From “Green Disease” to “U” and now “Undone”, in this final stretch of More Than Ten, the remaining songs have many similarities, namely (at the risk of being completely redundant) they all consist of Ed Vedder indulging his lighter, leaner musical sensibilities. “Undone” is also a catalogue of other favorite Ed themes. Let’s recap them again!

1. Escape from mass, mainstream society to a smaller, simpler locale? Check.
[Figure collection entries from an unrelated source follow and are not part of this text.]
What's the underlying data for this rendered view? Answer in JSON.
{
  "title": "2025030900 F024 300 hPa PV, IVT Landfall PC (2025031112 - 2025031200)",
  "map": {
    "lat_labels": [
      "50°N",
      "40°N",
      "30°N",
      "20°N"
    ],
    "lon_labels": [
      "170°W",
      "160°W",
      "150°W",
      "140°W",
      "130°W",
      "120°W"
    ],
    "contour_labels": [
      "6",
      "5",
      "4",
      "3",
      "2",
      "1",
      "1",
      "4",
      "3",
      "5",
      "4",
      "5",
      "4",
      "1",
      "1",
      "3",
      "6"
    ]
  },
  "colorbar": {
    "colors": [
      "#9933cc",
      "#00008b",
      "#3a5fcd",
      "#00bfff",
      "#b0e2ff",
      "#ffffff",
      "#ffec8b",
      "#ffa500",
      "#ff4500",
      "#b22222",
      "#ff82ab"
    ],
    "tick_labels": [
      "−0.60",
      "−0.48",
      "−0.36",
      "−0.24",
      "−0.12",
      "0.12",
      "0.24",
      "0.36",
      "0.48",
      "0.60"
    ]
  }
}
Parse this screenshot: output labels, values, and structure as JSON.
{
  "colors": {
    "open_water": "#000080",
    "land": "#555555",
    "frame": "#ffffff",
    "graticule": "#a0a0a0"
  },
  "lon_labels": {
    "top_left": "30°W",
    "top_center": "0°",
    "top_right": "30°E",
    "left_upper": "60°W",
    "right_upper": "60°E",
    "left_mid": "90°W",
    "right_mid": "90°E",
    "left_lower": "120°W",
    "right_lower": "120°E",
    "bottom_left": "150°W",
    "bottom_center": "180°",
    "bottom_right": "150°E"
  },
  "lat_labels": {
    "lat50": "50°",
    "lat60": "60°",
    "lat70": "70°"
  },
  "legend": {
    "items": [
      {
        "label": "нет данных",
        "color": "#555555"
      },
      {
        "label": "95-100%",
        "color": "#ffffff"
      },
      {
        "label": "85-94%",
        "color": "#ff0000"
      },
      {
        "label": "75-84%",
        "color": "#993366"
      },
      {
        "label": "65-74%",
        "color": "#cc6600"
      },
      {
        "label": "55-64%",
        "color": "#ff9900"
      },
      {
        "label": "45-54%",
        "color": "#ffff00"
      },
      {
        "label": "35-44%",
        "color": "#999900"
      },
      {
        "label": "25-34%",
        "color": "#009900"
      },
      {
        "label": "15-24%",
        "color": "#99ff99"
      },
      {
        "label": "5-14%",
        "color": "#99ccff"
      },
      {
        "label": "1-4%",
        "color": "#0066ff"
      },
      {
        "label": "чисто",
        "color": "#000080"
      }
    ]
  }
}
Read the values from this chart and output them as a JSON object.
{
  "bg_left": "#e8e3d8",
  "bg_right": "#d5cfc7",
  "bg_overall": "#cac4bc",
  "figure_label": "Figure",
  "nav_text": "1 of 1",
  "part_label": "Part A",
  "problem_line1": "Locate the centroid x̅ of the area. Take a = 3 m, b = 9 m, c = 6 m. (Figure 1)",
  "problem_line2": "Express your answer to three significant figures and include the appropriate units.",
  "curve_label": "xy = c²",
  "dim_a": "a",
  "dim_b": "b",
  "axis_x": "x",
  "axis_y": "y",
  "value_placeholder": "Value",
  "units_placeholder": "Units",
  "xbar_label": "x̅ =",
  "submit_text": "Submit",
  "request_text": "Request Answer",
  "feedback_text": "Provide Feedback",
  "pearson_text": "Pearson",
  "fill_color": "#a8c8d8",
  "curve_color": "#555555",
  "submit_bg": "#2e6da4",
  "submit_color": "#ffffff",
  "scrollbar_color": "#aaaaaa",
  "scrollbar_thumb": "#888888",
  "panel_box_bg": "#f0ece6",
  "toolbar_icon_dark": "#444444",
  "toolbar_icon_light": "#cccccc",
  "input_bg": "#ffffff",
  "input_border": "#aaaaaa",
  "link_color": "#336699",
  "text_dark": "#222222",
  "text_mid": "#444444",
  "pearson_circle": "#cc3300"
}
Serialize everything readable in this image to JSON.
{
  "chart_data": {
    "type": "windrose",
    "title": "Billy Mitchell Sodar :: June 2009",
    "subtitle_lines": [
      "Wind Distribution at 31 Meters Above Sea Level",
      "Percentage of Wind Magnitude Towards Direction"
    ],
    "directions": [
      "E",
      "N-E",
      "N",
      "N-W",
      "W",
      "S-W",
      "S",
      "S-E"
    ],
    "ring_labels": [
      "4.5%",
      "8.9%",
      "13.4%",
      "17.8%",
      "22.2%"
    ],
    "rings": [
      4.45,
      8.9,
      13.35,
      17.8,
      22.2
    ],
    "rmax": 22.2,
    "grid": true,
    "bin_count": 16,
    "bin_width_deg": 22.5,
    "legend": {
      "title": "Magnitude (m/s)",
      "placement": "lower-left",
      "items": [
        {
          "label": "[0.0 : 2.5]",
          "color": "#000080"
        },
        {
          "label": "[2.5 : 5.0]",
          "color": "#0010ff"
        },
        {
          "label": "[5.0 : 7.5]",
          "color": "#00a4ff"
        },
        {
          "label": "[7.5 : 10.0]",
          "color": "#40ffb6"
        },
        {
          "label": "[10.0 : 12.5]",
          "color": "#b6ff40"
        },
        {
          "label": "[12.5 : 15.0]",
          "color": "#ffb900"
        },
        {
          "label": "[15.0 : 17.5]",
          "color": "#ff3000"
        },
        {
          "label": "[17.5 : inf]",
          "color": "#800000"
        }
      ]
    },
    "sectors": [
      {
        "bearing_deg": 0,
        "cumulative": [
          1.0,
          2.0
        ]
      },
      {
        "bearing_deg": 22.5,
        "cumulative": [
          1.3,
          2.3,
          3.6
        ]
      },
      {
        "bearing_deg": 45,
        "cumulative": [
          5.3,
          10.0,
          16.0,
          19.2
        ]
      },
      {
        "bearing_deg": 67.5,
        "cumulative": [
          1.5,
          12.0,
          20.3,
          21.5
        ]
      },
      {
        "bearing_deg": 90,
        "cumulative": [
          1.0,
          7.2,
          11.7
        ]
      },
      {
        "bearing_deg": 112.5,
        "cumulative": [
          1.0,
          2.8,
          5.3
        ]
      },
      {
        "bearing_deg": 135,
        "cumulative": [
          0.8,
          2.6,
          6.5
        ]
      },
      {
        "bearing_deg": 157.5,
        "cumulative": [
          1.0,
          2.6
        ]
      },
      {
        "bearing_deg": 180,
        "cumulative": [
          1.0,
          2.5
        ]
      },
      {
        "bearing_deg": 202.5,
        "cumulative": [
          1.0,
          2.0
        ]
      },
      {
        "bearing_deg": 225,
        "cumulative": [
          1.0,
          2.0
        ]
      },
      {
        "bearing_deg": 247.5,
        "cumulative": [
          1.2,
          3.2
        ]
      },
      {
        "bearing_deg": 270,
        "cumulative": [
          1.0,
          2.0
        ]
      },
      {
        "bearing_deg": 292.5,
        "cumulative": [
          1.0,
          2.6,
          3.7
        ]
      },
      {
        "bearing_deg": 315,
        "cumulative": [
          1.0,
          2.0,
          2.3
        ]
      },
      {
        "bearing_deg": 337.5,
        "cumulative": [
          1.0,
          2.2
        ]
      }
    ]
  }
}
Last stop on the west coast line
South of the northern border
One small corner on my mind

2. Commentary on the pitfalls of fame? Check.

Everybody, they know me there
Don’t get any second glances
Chances are that they don’t care

3. Ocean imagery? Oh you betcha.

Change don’t come at once
It’s a wave… building before it breaks

4. Left-wing politics? Yep.

Can’t wait for election day
Witness the occupation
Corporations rule the day

Ah yes, the four tenets of Vedderism. But there’s a notable, directly stated difference in “Undone”: “All this hope and nowhere to go / This is how I used to feel, but no more.” Though the song was released as a b-side, it is the act in Riot Act. It’s interesting to see that this renewed sense of both hope and purposefulness coincided with one of the grimmest times in modern U.S. politics and affairs, but that determined vigor and optimism has continued throughout a dire 2-term Bush presidency in much of Ed’s, and Pearl Jam’s work, as if the silver lining to an increasingly Orwellian world is an eventual wake-up call, and pendulum swing back towards sanity and rationalism. “Undone” is breezy yet focused, definitely west coast, with e-bowed and wah-wah guitars, sighing background vocals, and an explosive outtro that ranks among the band’s best.